Ancak utanç, gizlenmemize neden olur. Kendimizi değersiz hissetmemize ve sevginin erişemeyeceği bir yere saklanmamıza neden olur. Lakin utanç bir yalancıdır. Ruhumuzu etkileyen bu duyguyu ayırt etmek zor olabilir ve düşmanın bize söylediği en büyük yalanlardan biridir. Utanç, reddedilme ve terk edilmenin bir sonucu olarak özellikle ebeveynlerimiz veya yaşamımızdaki otoriteler, temel beslenme ve bakım gereksinimlerimizi karşılamadığında ortaya çıkar. Taciz, ihmal veya yetersizlikte gözükür.

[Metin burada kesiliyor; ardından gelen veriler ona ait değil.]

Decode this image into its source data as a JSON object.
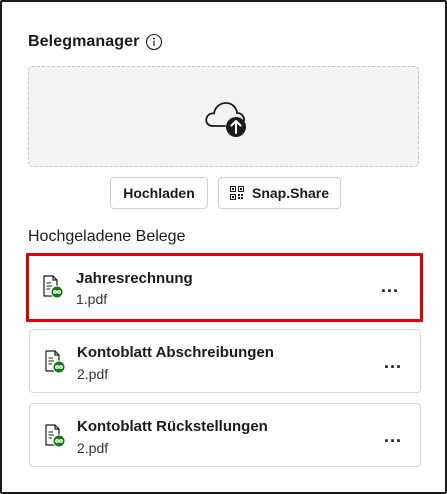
{
  "header": {
    "title": "Belegmanager",
    "info_icon": "info-icon"
  },
  "dropzone": {
    "icon": "cloud-upload-icon"
  },
  "buttons": {
    "upload_label": "Hochladen",
    "snap_label": "Snap.Share",
    "snap_icon": "qr-code-icon"
  },
  "section": {
    "title": "Hochgeladene Belege"
  },
  "documents": [
    {
      "title": "Jahresrechnung",
      "file": "1.pdf",
      "selected": true,
      "icon": "linked-document-icon",
      "menu": "..."
    },
    {
      "title": "Kontoblatt Abschreibungen",
      "file": "2.pdf",
      "selected": false,
      "icon": "linked-document-icon",
      "menu": "..."
    },
    {
      "title": "Kontoblatt Rückstellungen",
      "file": "2.pdf",
      "selected": false,
      "icon": "linked-document-icon",
      "menu": "..."
    }
  ],
  "colors": {
    "selection_border": "#e00000",
    "link_badge": "#107c10",
    "text": "#1b1b1b",
    "dropzone_bg": "#f3f3f3"
  }
}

İyi haber şu ki, utanma duygusundan kurtulabiliriz! Tanrı’nın her zaman özgürlüğe giden bir yolu vardır. Özgürlüğün yolu, yalanın gerçekliğimiz haline geldiği yerde, Kutsal Ruh ve Tanrı’nın Sözü ile işbirliği yapmaktır. Kutsal Ruh, bizi bu yalana ilk inandığımız anılara götürebilir ve böylece bu yalanın yerine gerçeği koymak için Tanrı’nın Sözünü kullanabiliriz. Bu acı dolu anıları hatırladığımızda, O’nun gerçeğini bize açıklamasını isteyebiliriz. Tanrı’nın gerçeğini kabul etmeli ve düşmanın içimize koyduğu yalanın yerine geçmesine izin vermeliyiz. Bizi özgür kılacak olan kabul ettiğimiz ve hayatımızda uyguladığımız gerçektir.

Kaygı Bozukluğu

Kaygı bozukluğu (anksiyete) toplumumuzda yaygındır. Amerika’da 40 milyondan fazla yetişkin bu durumdan etkilemektedir ve bu sayı günden güne artmaktadır. Kaygı bozukluğu en yaygın ruhsal hastalıktır. Eğer kaygılıysanız, bunu yaşayan yalnız siz değilsiniz.

Kaygı bozukluğu; derin endişe, panik durumu, fobi ve dehşet duyguları olarak tanımlanabilir. Uykusuzluğa, yeme bozukluklarına ve özgüven eksikliğine sebep olabilir.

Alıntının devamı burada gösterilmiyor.